19 March 2019

The New Yorker: The Magical Thinking Around Brexit

Instead, the next two weeks will test how deeply a nation can immerse itself in self-delusion. As a matter of European and U.K. law, Brexit is set to happen on March 29th. Members of the E.U. are frustrated because, even though they have spent two years negotiating a withdrawal agreement with Prime Minister Theresa May, Parliament has rejected it twice, most recently last Tuesday, which means that there is a risk of a chaotic, off-the-cliff No Deal Brexit, without determining new rules for trade, travel, or such basic matters as drivers’ licenses. On Wednesday, Parliament passed a motion saying that it didn’t want a No Deal Brexit, but—in an absurdity within an absurdity—didn’t legally change the deadline. On Thursday, May got Parliament’s approval to ask the E.U. for an extension. (Seven of her own Cabinet members voted against her.) But all of the other twenty-seven member states must approve it, and several have said that they will not do so unless the U.K. comes up with an actual plan for what it will do with the added time. And should the extension be short, or long enough to allow a real reconsideration of whether Brexit is even worth doing? The mood of many European leaders was captured by Mark Rutte, the Prime Minister of the Netherlands, who said that he didn’t see the point of just allowing the U.K. to keep “whining on for months.” [...]

There has been a failure, among Brexiteers, to see how Ireland has thrived as part of the E.U.; with the principle of free movement of people and goods fortifying the peace agreement and Dublin’s emergence as a business center, the E.U.’s ideals of shared peace and prosperity have been realized there in a distinct way. At this point, Varadkar, who is forty, gay, and the son of a doctor from Mumbai and a nurse from County Waterford, has more clout in Brussels than May does. [...]

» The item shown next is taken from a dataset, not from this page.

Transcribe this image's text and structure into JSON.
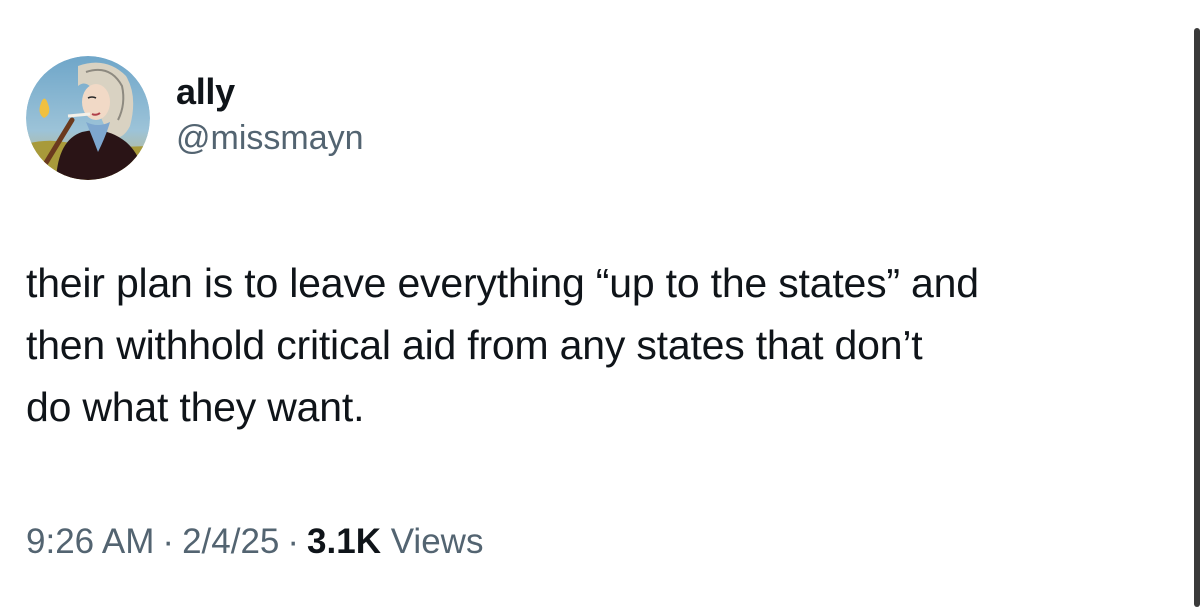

Those words should resonate for Americans. The Brexit debate has been marked by particular British eccentricities, but the tendencies it appeals to—xenophobia, the belief in a lost, past greatness—cross many borders. The adherents of such movements may see the floundering of Brexit as a reason to rethink their assumptions—or, more dangerously, as proof that élites are conspiring against them. The populist dream subsists in an increasingly troubled sleep.